CelLink: integrating single-cell multi-omics data with weak feature linkage and imbalanced cell populations.

Summary

CelLink introduces an optimal-transport–based, multi-phase pipeline that integrates single-cell modalities under weak feature linkage and imbalanced populations, excluding unreliable matches to prevent error propagation.
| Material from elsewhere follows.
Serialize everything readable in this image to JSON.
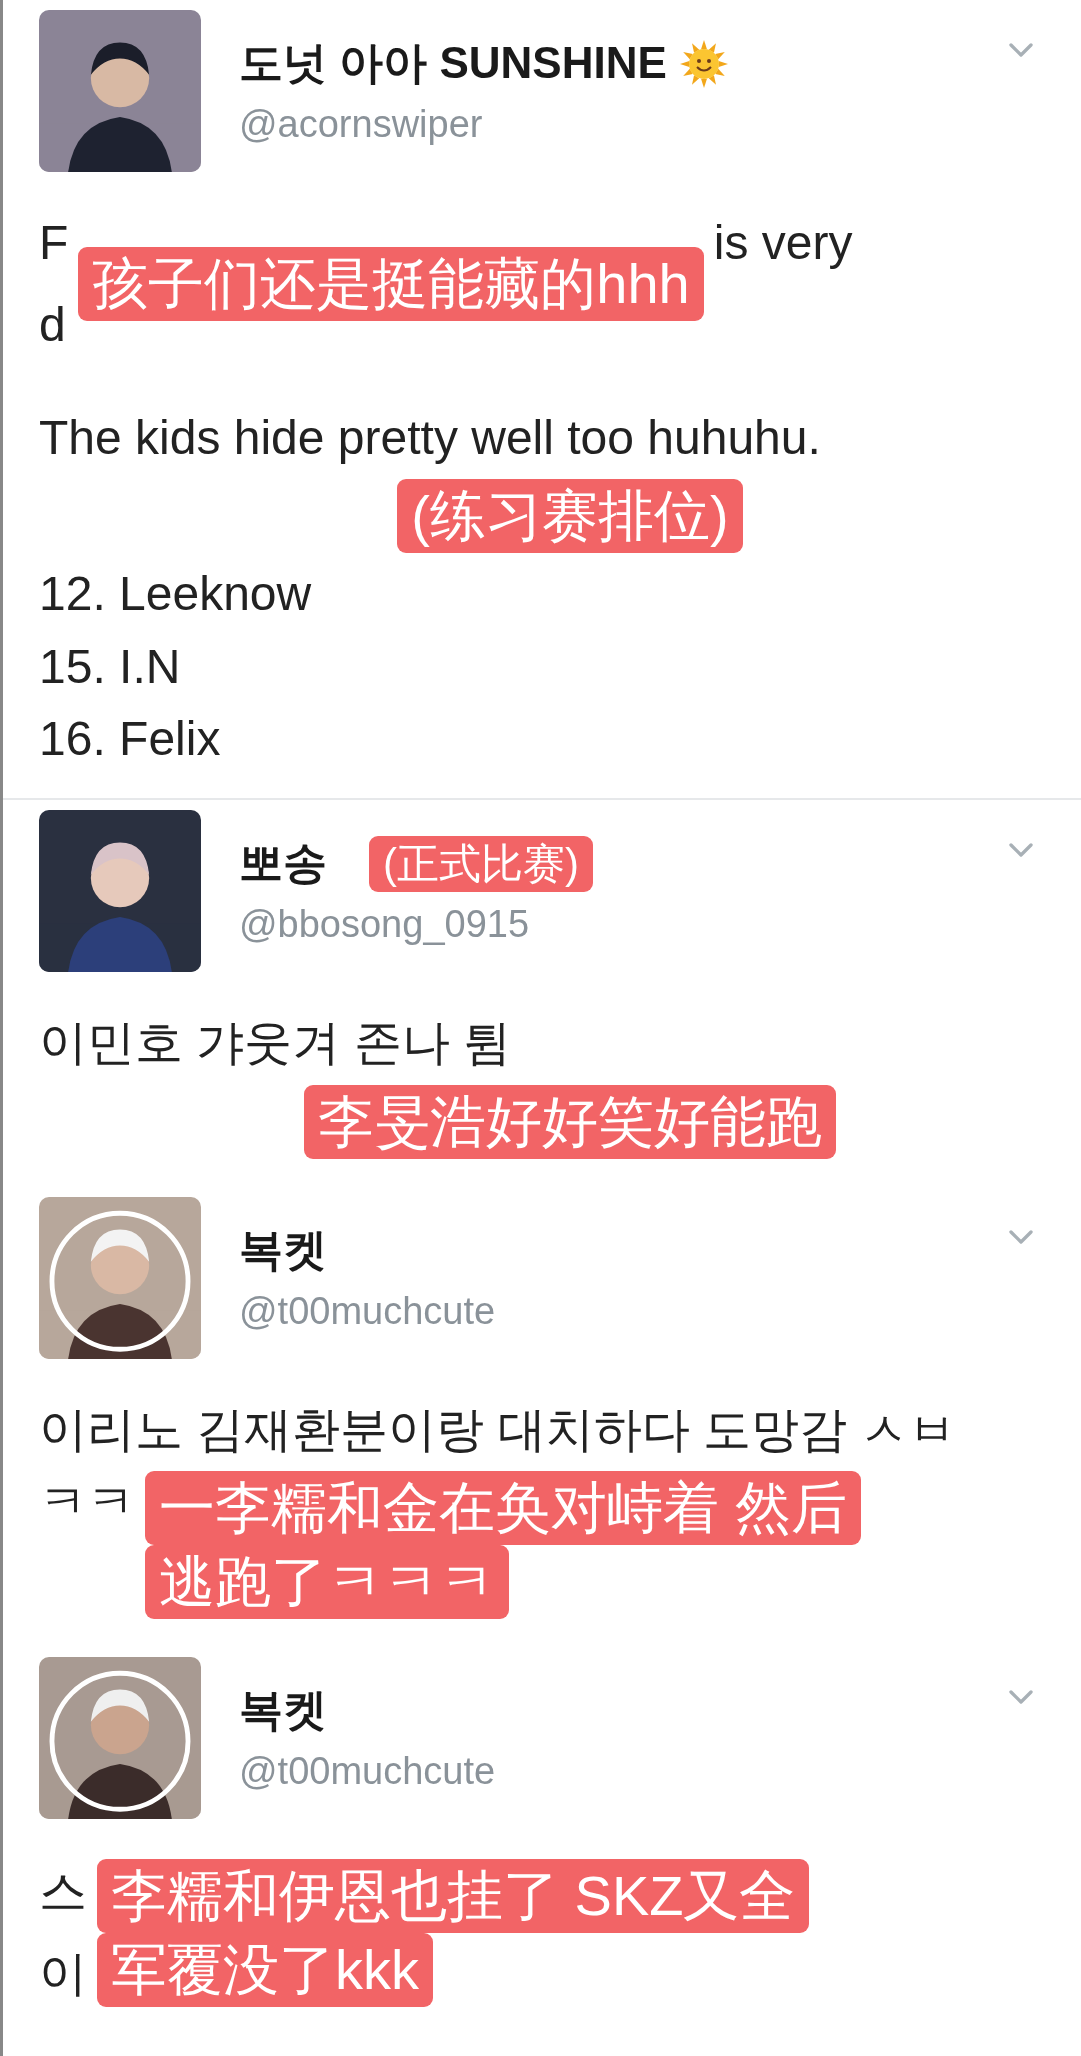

Benchmarks show superior mixing, manifold preservation, and feature imputation, uniquely enabling transcriptome imputation for spatial proteomics to support spatial endocrine biology.

Key Findings

• Introduces a multi-phase optimal transport pipeline with normalization/smoothing and dynamic exclusion of unmapped cells to handle weak linkage and imbalanced populations.
• Outperforms state-of-the-art methods on data mixing, manifold preservation, and feature imputation across scRNA-seq, spatial proteomics, and CITE-seq benchmarks.
• Enables transcriptomic profile imputation from spatial proteomics, supporting spatial transcriptomic analyses and correction of mislabeled cells.

Clinical Implications

While methodological, CelLink enables higher-fidelity cellular maps of endocrine organs, improving target discovery, subtype annotation, and spatial context for disease processes (e.g., islet autoimmunity, thyroid cancer microenvironment).

Limitations

• Performance may depend on parameter choices and dataset-specific preprocessing.
• Primarily computational validation; limited wet-lab orthogonal validation of imputed features.

Future Directions

Apply CelLink to endocrine organ atlases (islet, thyroid, pituitary) and integrate with perturbational datasets; develop uncertainty quantification for imputations and prospective experimental validation.